Background: Deep breathing exercises are known to help decrease stress. Wearable and ambient computing can help initiate and support deep breathing exercises. Most studies have focused on a single sensory modality for providing feedback on the quality of breathing and other physiological data.
Objective: Our research compares different feedback modalities on an individual's experience and ability to perform breath-based techniques at work.
Methods: We designed three different interactive prototypes that used light, vibration and sound feedback modalities. We tested each prototype with 19 participants whilst they were performing typical work tasks in a naturalistic setting, followed by semi-structured interviews.

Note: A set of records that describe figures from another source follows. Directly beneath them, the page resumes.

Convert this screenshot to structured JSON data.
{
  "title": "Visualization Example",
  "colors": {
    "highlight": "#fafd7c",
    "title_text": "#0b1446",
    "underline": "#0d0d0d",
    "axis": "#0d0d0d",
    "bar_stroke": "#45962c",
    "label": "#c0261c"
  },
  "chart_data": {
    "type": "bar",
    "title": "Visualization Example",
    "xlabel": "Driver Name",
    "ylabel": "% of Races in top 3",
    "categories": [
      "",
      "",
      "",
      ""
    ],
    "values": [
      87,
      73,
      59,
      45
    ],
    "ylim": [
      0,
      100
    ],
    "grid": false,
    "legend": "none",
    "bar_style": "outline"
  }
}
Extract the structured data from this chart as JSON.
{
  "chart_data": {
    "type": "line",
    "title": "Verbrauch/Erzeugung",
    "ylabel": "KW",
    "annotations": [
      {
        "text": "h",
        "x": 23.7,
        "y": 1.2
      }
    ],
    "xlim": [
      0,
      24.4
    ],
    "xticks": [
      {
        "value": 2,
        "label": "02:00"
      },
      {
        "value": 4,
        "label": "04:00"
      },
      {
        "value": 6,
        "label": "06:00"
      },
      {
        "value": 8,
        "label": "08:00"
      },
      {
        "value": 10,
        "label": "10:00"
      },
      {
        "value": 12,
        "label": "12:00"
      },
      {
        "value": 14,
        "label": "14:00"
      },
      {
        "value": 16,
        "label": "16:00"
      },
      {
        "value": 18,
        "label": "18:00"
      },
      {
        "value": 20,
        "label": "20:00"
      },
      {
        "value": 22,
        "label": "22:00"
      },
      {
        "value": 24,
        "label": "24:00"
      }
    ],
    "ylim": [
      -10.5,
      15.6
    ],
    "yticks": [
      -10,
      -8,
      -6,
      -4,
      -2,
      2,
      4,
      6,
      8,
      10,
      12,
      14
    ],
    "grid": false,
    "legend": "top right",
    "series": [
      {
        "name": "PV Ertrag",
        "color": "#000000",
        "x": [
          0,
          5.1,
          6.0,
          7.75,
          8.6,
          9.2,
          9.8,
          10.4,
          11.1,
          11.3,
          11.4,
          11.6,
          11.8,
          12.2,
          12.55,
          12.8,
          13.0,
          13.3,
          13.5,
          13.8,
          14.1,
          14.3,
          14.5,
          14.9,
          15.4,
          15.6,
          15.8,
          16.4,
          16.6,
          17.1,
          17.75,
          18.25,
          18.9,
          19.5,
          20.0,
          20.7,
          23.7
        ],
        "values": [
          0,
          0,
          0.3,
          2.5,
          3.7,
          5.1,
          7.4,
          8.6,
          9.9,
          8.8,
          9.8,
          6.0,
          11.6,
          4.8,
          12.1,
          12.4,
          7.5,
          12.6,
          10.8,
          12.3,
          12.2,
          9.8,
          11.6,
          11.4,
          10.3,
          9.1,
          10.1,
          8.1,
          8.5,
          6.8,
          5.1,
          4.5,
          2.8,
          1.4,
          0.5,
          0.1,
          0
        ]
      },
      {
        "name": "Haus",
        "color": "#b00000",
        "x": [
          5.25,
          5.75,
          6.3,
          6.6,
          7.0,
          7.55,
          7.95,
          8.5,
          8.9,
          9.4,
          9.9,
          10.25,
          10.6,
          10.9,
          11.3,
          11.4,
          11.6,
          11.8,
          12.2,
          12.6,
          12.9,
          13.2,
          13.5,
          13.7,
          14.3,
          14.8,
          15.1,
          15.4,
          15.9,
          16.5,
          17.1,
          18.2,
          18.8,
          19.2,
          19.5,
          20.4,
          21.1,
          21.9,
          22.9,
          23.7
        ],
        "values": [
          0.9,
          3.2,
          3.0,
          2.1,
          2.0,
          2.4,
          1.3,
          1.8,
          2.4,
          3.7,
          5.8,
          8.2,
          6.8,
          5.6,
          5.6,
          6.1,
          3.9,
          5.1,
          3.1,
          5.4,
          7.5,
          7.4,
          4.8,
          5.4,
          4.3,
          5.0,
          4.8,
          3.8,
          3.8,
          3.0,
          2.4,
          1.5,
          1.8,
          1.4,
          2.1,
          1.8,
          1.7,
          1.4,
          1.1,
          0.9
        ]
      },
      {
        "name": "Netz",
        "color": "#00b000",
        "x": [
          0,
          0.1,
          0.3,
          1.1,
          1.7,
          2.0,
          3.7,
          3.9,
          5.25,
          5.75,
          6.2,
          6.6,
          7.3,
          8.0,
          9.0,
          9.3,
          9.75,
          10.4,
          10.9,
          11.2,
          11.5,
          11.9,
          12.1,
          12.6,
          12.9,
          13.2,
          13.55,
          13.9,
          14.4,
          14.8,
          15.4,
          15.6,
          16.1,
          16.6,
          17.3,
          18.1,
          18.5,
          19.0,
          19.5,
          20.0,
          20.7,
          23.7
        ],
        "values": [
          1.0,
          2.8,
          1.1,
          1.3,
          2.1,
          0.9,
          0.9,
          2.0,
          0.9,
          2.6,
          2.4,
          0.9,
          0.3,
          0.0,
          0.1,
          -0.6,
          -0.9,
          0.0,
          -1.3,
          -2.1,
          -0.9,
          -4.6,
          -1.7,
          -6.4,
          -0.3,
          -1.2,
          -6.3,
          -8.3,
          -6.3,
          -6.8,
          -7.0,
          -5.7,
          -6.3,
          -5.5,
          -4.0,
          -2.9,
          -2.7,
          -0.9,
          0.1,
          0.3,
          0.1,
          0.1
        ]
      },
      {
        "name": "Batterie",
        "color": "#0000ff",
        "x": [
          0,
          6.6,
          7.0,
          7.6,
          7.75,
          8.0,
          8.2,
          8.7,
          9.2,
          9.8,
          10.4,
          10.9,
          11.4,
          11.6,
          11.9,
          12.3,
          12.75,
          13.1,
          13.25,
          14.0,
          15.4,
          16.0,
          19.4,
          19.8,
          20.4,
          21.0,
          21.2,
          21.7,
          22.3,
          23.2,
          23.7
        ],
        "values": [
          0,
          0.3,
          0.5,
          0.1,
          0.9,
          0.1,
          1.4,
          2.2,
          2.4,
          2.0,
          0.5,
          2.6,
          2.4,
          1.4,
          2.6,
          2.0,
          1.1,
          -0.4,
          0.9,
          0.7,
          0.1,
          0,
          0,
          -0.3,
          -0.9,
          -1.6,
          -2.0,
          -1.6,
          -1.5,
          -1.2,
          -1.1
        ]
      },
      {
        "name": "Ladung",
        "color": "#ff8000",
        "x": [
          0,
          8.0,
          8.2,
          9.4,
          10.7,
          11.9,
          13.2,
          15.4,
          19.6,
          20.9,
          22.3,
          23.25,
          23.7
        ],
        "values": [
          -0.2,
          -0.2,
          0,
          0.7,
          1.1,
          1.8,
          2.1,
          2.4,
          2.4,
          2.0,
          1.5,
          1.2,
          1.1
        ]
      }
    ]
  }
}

Results: We found that sound was the most successful feedback for the majority of participants, followed by vibration and ambient light. We developed an analytic tool, the Extended Cycle of Awareness, to facilitate understanding of the patterns of awareness and the flow of experience generated by participant interaction with prototype systems that provide feedback on the quality of breathing. Participants followed one of three different types of patterns: (1) ignoring the feedback; (2) not understanding the feedback and being overwhelmed by it; (3) successfully using the feedback to initiate deep breathing and reflect on the change in the quality of breathing.
Conclusions: We offer a set of design recommendations for crafting interactive systems to support deep breathing at work, including personalization, designing for the cyclical process of attention and awareness, and designing for reflective practice.
Keywords: Awareness; design; mindfulness; sensory modality feedback; wearables.